Breaking camp takes two hours. Then slowly, slowly, I zigzag down the mountain, my boots at the level of the girls’ heads until they pull ahead. Two teenage boys approaching from below stop and greet me. “Been referred to you by your daughter,” one says, pointing down the steep hillside.
“For matches,” the other adds.
Because I once had to ration matches on a trip, I’m carrying an entire box with me. I insist the boys take more than they’ll use during their one remaining night in the backcountry.
“Have you ever started a fire with a bow?” one boy asks.
When I tell them that I have indeed used a bow to start a fire, they are not surprised and ask for details. The mountains are a great leveler. Out there, no one makes assumptions based on age. The boys show me the short, crooked branch they tried to make into a fire bow. “We got smoke,” they share with some pride.
We wish each other well, and they walk on. In the distance, I spot the lake near the trailhead parking lot. I’m going to make it back. But I’m also leaving the mountains for maybe the last time. With a mix of relief, regret, and elation, I lengthen my poles, plant them ahead of me, and proceed downhill.
It may be the hardest thing I’ve ever done too. Given this, my love of the high Sierra is difficult to explain to someone who doesn’t hear the mountains calling—my beach-loving husband, for example. To get here requires planning, work, and effort. Breathing is difficult at high altitudes, and everything takes longer. The ground is uncomfortable, and there are no level surfaces.
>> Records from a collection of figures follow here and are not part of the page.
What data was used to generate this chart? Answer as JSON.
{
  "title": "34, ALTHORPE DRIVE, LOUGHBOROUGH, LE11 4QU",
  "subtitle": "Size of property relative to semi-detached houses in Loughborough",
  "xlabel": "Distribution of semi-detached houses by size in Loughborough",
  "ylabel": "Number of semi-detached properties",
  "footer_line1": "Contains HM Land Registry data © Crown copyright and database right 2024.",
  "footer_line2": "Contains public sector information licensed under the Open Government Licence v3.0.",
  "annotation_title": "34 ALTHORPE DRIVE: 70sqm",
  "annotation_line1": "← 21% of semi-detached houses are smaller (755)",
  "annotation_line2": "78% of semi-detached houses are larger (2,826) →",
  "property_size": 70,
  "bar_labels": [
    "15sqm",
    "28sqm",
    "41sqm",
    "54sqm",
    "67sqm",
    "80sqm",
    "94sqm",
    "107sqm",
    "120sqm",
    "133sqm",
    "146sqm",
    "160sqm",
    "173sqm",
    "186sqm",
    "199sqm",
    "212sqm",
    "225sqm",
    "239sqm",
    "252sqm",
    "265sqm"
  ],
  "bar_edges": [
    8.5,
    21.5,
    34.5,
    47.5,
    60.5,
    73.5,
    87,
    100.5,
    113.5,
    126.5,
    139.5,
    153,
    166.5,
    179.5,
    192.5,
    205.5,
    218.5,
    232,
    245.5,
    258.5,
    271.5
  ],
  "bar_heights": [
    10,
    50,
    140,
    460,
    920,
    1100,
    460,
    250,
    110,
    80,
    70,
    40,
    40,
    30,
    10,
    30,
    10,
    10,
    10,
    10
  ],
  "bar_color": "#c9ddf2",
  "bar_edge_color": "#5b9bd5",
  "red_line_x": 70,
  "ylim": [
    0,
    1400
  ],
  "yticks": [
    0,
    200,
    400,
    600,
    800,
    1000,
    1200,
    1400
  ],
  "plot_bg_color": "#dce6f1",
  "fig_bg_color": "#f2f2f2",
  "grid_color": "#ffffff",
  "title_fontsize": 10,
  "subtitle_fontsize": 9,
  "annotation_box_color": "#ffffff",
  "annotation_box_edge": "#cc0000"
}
Laura and Mia are accustomed to arriving at our meet-up spots up to an hour before me. “You rock,” Laura shouts as I approach the car. Mia tells me they’d arrived only ten minutes earlier.
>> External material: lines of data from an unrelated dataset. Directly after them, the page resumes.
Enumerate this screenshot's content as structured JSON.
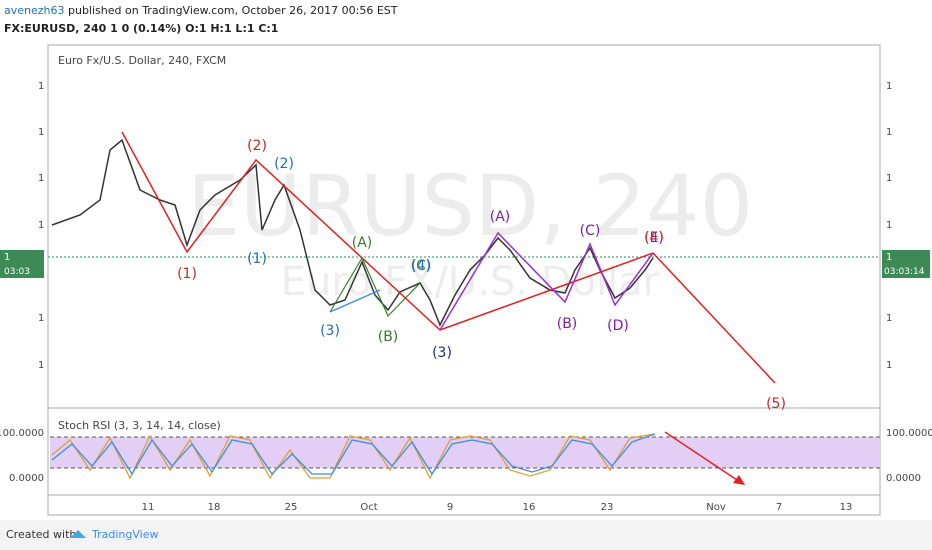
{
  "header": {
    "author": "avenezh63",
    "published": "published on TradingView.com, October 26, 2017 00:56 EST",
    "symbol_line": "FX:EURUSD, 240  1 0 (0.14%) O:1 H:1 L:1 C:1"
  },
  "chart": {
    "legend": "Euro Fx/U.S. Dollar, 240, FXCM",
    "watermark": "EURUSD, 240",
    "watermark_sub": "Euro FX/U.S. Dollar",
    "price_labels": [
      "1",
      "1",
      "1",
      "1",
      "1",
      "1"
    ],
    "last_price": "1",
    "countdown_left": "03:03",
    "countdown_right": "03:03:14",
    "wave_labels": [
      {
        "text": "(1)",
        "color": "#c62828"
      },
      {
        "text": "(2)",
        "color": "#c62828"
      },
      {
        "text": "(1)",
        "color": "#1f6fb5"
      },
      {
        "text": "(2)",
        "color": "#1f6fb5"
      },
      {
        "text": "(3)",
        "color": "#1f6fb5"
      },
      {
        "text": "(A)",
        "color": "#3c7a2b"
      },
      {
        "text": "(B)",
        "color": "#3c7a2b"
      },
      {
        "text": "(C)",
        "color": "#3c7a2b"
      },
      {
        "text": "(4)",
        "color": "#1f6fb5"
      },
      {
        "text": "(3)",
        "color": "#1d2f6b"
      },
      {
        "text": "(A)",
        "color": "#7b1fa2"
      },
      {
        "text": "(B)",
        "color": "#7b1fa2"
      },
      {
        "text": "(C)",
        "color": "#7b1fa2"
      },
      {
        "text": "(D)",
        "color": "#7b1fa2"
      },
      {
        "text": "(E)",
        "color": "#7b1fa2"
      },
      {
        "text": "(4)",
        "color": "#c62828"
      },
      {
        "text": "(5)",
        "color": "#c62828"
      }
    ],
    "time_labels": [
      "11",
      "18",
      "25",
      "Oct",
      "9",
      "16",
      "23",
      "Nov",
      "7",
      "13"
    ]
  },
  "indicator": {
    "title": "Stoch RSI (3, 3, 14, 14, close)",
    "levels": [
      "100.0000",
      "0.0000"
    ]
  },
  "footer": {
    "created": "Created with",
    "brand": "TradingView"
  }
}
“My dogs are barking,” I say.
They look at me puzzled, so I translate. “This means my feet hurt.”
Shoving my pack into the back of the car, I tell them they are the queens of the mountains. “You never complained no matter how difficult the trail, how long the day, or how tired or uncomfortable you were.”
“If we are the queens,” Mia says, “then you are the empress.”
Laura bows. I shrug off the compliment and attempt to tell them how much their request to take them backpacking meant to me, how honored I am, how flattered. I consider apologizing for the hardships of a trail I thought would be easier, and telling them how relieved I am to be safely back. Instead, I slide into the driver’s seat and point the car in the direction of our favorite east side deli. It feels odd not to be walking.
The girls are silent on the drive. Are they retracing the kickass ascent to Agnew Lake or recalling an image of glittering Thousand Island Lake? Taking them to the High Sierra is part of my legacy, a direct deposit to their memory banks. But I don’t control what they’ll take away from the experience. Will they be drawn to the mountains again and again, or settle for the memories of our two trips together and never take another?
For the moment, we’ll toast our safe return with pink lemonade, and I’ll content myself with daydreams of my next summer in the Sierra.
Congratulations on your book. I'm already looking forward to my trip to the high mountains this coming summer.
Oh, how I love this. I could smell the high country resins and feel the trickles of sweat down my neck, the balance-defying weight of a pack on my back. I almost cried while reading the final few paragraphs, the sweet sorrow of someday losing physical access to high mountain beauty so lovingly described. Brava!